This unit

In this unit, over the next three weeks, we will be designing and then implementing new languages that, in addition to basic string operations, can also handle boolean operations and store values in variables.

The semantics of these languages, like in the first unit, are still pretty limited. But the syntax is getting more complicated — most of the “work” in the first unit was really defining and then processing the syntax of the language.

So our focus in class for a few weeks will be formal syntax analysis of source code, also known as scanning and parsing. We will learn about how the things you saw in your CS Theory class, namely regexes, DFAs, and grammars, are actually practical and useful tools that can make our job of defining and implementing new programming languages much simpler.

Summary (for today)

Regular expressions for describing parts of a program

We have already seen, in homework and in class how regular expressions can be used to specify and to process individual pieces of source code.

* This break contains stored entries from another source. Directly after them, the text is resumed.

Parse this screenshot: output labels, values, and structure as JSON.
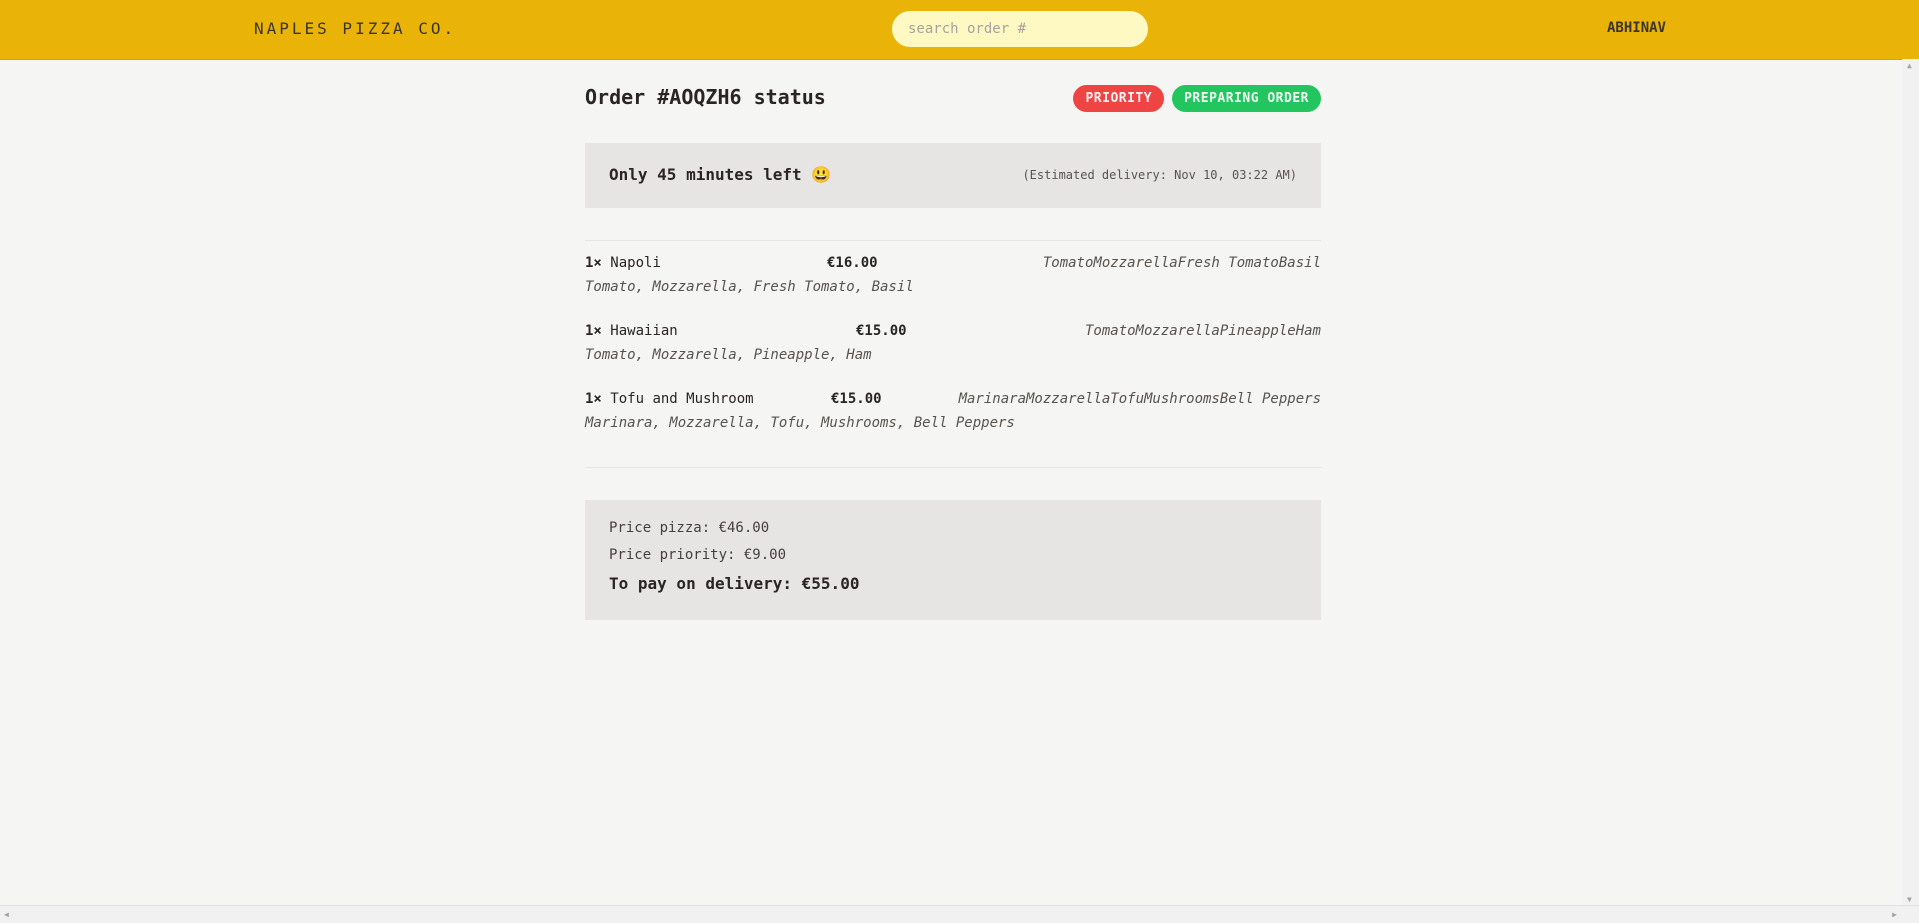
{
  "header": {
    "logo": "NAPLES PIZZA CO.",
    "search_placeholder": "search order #",
    "username": "ABHINAV"
  },
  "order": {
    "title": "Order #AOQZH6 status",
    "badges": {
      "priority": "PRIORITY",
      "status": "PREPARING ORDER"
    },
    "eta": {
      "remaining": "Only 45 minutes left 😃",
      "estimated": "(Estimated delivery: Nov 10, 03:22 AM)"
    },
    "items": [
      {
        "qty": "1×",
        "name": "Napoli",
        "price": "€16.00",
        "ingredients_joined": "TomatoMozzarellaFresh TomatoBasil",
        "ingredients": "Tomato, Mozzarella, Fresh Tomato, Basil"
      },
      {
        "qty": "1×",
        "name": "Hawaiian",
        "price": "€15.00",
        "ingredients_joined": "TomatoMozzarellaPineappleHam",
        "ingredients": "Tomato, Mozzarella, Pineapple, Ham"
      },
      {
        "qty": "1×",
        "name": "Tofu and Mushroom",
        "price": "€15.00",
        "ingredients_joined": "MarinaraMozzarellaTofuMushroomsBell Peppers",
        "ingredients": "Marinara, Mozzarella, Tofu, Mushrooms, Bell Peppers"
      }
    ],
    "totals": {
      "price_pizza": "Price pizza: €46.00",
      "price_priority": "Price priority: €9.00",
      "to_pay": "To pay on delivery: €55.00"
    }
  },
  "colors": {
    "header_bg": "#eab308",
    "priority_badge": "#ef4444",
    "status_badge": "#22c55e",
    "panel_bg": "#e7e5e4"
  }
}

For example, take string literals in C++ like "a string" or "something \"complicated\"". We can try to define this using English, like:

A string literal is a double-quote character, followed by a sequence of regular characters or escape sequences, followed by another double-quote character. A regular character is anything other than a double-quote or a backslash. And an escape sequence is a backslash followed by any single character.

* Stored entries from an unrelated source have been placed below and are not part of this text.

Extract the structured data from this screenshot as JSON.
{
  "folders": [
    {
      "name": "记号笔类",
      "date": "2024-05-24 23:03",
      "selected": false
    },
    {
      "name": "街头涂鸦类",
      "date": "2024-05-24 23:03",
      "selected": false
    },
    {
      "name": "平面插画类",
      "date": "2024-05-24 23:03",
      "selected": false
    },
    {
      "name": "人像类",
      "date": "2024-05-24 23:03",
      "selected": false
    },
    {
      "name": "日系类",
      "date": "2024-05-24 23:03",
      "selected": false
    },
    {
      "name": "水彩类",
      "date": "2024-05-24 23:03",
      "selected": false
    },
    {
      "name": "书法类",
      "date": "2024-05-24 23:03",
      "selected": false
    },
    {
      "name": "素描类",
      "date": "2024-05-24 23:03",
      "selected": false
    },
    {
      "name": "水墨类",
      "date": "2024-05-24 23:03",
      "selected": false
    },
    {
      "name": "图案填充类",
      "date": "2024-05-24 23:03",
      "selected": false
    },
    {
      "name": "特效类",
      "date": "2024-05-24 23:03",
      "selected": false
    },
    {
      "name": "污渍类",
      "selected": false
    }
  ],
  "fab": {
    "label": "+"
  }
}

But that’s awfully wordy, and maybe prone to misinterpretation. Regular expressions allow us to be clear and precise both to other humans (maybe) and automated compiler tools (definitely). Here is a regex for C++ string literals. If you can understand this fully, you are well on your way to becoming a regex master!

"(\\.|[^"\\])*"

Breaking this down:

In Java, we could define an instance of the java.util.Pattern class which searches exactly for C++ string literals, with this line of code:

Pattern literals = Pattern.compile("\"(\\\\.|[^\"\\\\])*\"");

Admittedly, this looks awful. We have to use backslashes again at the level of Java source code to escape each of the backslashes or double-quote characters in the actual regex we are defining. We are now working two levels deep in abstraction: the actual C++ string literal, then the regular expression describing such literals, and then the Java string literal describing the regex. There are escape sequences at every level here, and in fact all three languages (the language of C++, of regexes, and Java) all use the same escape character \, so we end up with the monstrosity you see before you.

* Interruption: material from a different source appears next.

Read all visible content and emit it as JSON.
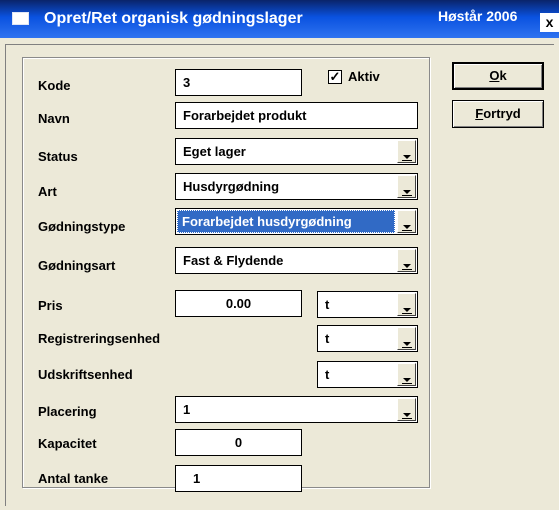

The bottom line is, if we can master the art of (or use tools to) generating regexes, they can greatly simplify a program that needs to read structured text like source code. Remember that program you wrote to try and find and print out the string literals in a source code file? Here’s a single statement in Java that uses our regex above to basically do the whole job:

Pattern.compile("\"(\\\\.|[^\"\\\\])*\"")
    .matcher(Files.readString(Paths.get(args[0])))
    .results().map(MatchResult::group).forEach(System.out::println);

Defining and recognizing tokens

A complete source code isn’t just made of of string literals of course. Thinking about a typical C program, a few kinds of tokens come to mind:

Note that these are defined independently of the context where they are used — that will come next, in parsing. The job of a scanner is just to:

  1. Read the source code
  2. Break the complete source code into a sequence of non-overlapping tokens, according to the various token types and each one’s defining regex
  3. Throw away tokens that are known to be completely meaningless in the language — in this case, comments and whitespace
  4. Pass the resulting token stream along to the parser to continue the work

But still, despite this seemingly straightforwrad job of splitting up source code into regex-matching pieces, there are still a number of potential conflicts we can see from the list above. For example:

None of these questions are answered by the regexes alone. Even though we can see what the answer should be each time since we understand C code, the scanner needs concrete rules to help it resolve these ambiguities. Fortunately, there are really just two of them:

  1. Maximal munch: We always prefer to take the longest possible token starting at the current position.
  2. Precedence: The list of tokens is ordered from hightest to lowest precedence. If more than one token type matches at the current position, and they have the same length, we take the one with higher precedence.

So for example, maximal munch explains why 12.34 should be a single floating-point literal, and precedence explains why for should be a keyword rather than an identifier.